Book 3 focuses on the ministers who guided the faith of the New Englanders. According to Levy, some seventy-seven of these divines were graduates of Cambridge and Oxford and were practicing in England before coming to America. Dozens followed them. The measure that Mather uses for these ministers’ greatness is ethical significance. As with the governors, these pastors follow a similar pattern of sainthood, according to David Levin. Although they struggled with doubt and uncertainty, all glorified God and instructed posterity by their example.
Book 4 notes the early and essential role Harvard College played in developing new spiritual leaders in the colonies. Mather’s father was president of the college, and several of his commencement addresses (in Latin) are included in the Magnalia Christi Americana. Later in his life, Mather would be disappointed that he himself was not to be appointed to the college’s presidency. He did attend the school, however, beginning at the age of twelve. This book sketches nine ministers’ lives, all earning Harvard degrees. Book 5 is a discussion of the congregational churches in New England and the synods in which representatives of individual congregations agreed on organizational structure, membership requirements, and other matters of the church polity.
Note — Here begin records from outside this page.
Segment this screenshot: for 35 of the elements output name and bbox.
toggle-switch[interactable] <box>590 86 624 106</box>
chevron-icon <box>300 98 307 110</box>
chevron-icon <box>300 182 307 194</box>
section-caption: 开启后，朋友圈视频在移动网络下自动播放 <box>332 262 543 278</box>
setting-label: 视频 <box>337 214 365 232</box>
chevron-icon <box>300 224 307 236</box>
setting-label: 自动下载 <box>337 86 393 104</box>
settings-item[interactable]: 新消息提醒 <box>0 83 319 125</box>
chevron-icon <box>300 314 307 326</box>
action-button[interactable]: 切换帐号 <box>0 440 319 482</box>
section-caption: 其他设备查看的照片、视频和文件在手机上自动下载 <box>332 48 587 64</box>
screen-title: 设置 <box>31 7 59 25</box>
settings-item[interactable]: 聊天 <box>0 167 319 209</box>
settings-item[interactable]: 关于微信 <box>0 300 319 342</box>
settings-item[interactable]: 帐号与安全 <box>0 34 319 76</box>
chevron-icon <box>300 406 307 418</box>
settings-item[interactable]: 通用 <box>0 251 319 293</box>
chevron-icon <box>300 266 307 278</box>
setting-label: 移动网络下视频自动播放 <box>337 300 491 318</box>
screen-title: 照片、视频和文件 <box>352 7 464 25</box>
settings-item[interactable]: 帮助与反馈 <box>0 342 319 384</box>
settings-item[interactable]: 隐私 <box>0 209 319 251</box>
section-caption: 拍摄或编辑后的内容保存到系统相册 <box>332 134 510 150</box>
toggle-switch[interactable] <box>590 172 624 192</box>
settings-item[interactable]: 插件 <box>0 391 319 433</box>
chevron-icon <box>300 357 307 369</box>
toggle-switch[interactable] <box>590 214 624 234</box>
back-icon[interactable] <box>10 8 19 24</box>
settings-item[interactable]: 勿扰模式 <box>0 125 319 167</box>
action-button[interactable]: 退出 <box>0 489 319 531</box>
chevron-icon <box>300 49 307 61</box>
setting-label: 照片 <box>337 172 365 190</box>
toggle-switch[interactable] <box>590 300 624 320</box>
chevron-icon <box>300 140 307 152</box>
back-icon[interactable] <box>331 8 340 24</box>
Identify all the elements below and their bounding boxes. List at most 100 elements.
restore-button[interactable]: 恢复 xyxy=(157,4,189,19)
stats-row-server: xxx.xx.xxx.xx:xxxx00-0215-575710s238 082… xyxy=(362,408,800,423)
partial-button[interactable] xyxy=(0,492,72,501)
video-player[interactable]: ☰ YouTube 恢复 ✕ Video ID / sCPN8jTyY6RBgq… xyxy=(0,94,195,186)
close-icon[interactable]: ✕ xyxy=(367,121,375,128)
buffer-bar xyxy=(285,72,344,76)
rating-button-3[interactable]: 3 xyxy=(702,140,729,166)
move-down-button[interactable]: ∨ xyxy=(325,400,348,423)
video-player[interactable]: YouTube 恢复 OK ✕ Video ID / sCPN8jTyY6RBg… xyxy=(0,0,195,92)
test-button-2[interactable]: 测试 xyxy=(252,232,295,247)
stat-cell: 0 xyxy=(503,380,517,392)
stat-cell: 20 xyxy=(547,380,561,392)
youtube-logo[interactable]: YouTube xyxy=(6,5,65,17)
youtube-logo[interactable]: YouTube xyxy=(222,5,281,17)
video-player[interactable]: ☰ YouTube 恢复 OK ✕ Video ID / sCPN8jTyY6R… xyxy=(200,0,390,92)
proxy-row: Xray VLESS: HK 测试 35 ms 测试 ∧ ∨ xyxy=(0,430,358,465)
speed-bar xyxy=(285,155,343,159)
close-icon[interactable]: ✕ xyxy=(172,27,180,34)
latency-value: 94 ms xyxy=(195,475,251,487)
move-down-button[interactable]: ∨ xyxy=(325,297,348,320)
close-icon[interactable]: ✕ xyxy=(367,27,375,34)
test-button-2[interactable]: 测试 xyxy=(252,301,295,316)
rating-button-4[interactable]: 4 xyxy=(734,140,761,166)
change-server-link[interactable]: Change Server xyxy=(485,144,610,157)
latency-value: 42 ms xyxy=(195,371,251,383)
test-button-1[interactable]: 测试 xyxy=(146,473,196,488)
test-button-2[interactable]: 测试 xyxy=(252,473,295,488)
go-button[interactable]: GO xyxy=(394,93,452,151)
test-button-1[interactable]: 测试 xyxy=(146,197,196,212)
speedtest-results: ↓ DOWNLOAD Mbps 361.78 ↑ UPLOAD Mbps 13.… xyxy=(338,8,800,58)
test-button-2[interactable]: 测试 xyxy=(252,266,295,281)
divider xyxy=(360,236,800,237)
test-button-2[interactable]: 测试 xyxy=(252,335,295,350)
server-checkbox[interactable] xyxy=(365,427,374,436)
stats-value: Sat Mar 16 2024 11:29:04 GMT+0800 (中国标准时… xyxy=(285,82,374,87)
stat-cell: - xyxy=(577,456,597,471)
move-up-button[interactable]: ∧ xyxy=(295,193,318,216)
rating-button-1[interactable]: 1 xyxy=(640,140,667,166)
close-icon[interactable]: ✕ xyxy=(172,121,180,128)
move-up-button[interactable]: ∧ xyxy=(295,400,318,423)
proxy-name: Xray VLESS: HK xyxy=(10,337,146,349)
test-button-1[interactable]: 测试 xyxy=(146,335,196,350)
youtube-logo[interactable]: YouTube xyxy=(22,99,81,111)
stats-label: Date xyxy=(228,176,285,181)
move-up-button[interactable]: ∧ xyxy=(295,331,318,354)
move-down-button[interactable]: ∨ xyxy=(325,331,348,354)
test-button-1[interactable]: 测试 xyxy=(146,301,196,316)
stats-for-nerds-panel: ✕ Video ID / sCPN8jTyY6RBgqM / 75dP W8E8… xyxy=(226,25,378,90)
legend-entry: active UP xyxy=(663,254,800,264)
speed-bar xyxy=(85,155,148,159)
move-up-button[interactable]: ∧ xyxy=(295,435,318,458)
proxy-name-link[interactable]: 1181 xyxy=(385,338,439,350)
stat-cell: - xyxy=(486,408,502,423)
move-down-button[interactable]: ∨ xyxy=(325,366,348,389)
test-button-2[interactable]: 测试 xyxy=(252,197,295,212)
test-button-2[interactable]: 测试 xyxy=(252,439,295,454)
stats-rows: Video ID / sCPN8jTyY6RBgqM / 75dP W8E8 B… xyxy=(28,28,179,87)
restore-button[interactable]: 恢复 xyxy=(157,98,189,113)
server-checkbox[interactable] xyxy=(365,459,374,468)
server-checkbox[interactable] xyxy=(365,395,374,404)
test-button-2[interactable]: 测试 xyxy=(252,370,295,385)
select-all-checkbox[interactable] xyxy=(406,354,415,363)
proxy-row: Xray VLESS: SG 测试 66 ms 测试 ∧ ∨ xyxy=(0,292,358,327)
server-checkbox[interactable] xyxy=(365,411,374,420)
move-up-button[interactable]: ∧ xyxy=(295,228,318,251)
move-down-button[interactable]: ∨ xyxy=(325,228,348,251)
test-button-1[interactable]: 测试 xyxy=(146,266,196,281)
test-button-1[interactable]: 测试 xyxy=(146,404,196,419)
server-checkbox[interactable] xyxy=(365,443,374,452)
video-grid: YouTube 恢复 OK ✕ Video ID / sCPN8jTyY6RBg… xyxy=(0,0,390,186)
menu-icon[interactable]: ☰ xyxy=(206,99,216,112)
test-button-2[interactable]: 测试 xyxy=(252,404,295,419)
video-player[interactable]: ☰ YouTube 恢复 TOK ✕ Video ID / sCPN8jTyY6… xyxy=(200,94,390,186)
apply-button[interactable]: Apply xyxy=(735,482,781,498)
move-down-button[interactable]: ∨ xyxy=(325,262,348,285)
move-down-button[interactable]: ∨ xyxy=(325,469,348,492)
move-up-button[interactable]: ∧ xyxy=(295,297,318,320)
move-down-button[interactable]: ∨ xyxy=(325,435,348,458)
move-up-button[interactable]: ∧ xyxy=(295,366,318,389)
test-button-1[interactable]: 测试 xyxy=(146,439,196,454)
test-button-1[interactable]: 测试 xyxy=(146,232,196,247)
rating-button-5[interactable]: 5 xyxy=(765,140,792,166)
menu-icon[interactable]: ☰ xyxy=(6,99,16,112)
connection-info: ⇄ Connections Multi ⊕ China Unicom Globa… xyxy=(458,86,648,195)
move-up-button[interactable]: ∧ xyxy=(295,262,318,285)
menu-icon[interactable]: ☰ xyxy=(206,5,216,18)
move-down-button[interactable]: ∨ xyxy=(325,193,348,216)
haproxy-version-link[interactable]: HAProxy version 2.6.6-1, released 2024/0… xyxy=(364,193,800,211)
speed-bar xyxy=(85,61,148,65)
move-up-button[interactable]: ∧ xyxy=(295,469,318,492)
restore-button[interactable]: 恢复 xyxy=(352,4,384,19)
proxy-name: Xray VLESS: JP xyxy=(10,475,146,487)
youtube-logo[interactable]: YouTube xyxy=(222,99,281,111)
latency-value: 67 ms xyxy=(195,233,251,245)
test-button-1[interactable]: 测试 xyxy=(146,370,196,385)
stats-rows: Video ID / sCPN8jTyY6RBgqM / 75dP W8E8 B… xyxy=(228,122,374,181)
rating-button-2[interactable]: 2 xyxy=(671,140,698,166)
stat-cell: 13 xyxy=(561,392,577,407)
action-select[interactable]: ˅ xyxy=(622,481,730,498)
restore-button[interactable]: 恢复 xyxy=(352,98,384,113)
Book 6 concerns what Mather calls wonderful providences that illustrate God’s hand at work in New England. Among the examples cited are rewards of the worthy and punishments of the sinful. Some examples recount deliverance from storms at sea, a frequent source of anxiety for the colonists who depended on ships to bring their loved ones and supplies; other examples involve remarkable conversions, including those of Native Americans. Mather also cites instances of witchcraft and demon possession. All these events have a supernatural aura that challenges the rationality and skepticism of the times.
The final book of the Magnalia Christi Americana describes various tribulations, from Indian wars to heretics in the church to political problems with England’s governance of the colony. Each problem, to Mather’s way of thinking, is ultimately the result of sinfulness among the colonists themselves, which causes God to punish them. He includes his own jeremiad on the subject, which warns of further retribution if the colony does not reform itself.
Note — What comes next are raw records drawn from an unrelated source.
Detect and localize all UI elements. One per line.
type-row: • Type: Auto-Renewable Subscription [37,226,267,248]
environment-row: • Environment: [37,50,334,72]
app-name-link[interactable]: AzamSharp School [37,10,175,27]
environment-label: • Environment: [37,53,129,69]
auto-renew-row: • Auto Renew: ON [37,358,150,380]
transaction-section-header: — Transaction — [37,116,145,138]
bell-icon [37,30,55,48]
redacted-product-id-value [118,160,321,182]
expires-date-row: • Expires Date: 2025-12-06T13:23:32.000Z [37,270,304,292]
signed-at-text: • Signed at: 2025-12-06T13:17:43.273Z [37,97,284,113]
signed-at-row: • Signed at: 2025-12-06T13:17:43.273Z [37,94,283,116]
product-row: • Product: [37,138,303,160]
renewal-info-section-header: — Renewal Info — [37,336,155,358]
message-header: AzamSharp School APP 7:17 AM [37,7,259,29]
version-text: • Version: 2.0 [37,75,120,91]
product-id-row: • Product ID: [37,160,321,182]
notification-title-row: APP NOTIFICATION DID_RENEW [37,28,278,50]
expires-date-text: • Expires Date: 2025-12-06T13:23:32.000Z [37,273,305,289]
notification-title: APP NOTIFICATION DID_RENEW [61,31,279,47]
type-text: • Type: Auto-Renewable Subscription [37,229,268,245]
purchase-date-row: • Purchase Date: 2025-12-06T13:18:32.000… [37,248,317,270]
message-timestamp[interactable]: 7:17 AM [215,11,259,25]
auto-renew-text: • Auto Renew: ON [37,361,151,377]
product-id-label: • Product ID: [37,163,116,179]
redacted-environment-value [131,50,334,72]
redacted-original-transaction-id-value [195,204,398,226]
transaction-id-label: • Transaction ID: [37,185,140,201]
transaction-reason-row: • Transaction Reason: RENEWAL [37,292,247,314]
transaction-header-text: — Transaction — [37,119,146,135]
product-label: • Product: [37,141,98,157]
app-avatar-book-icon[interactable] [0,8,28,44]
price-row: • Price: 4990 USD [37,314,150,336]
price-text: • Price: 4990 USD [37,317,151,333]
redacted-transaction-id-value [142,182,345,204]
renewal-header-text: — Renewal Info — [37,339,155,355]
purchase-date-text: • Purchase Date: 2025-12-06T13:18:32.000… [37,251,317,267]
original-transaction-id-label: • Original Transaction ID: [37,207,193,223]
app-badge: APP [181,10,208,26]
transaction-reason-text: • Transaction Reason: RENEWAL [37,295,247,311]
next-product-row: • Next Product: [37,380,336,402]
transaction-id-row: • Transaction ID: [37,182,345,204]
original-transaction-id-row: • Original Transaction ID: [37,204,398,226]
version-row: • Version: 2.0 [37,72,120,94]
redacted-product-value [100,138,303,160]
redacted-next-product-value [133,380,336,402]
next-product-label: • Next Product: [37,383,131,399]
Sacvan Bercovitch argues that the apocalyptic nature of the Magnalia Christi Americana establishes very early on in American history a corporate American identity. It is one of the first prophetic books in American literature, and may be less significant as history than as myth and archetype. Mather’s treating America as exceptional in both its creation and central role in world history has greatly influenced American thought, including the ideas of such literary figures as Benjamin Franklin, Ralph Waldo Emerson, Henry Wadsworth Longfellow, Harriet Beecher Stowe, and Nathaniel Hawthorne. The Magnalia Christi Americana set an important standard by which Americans came to identify themselves.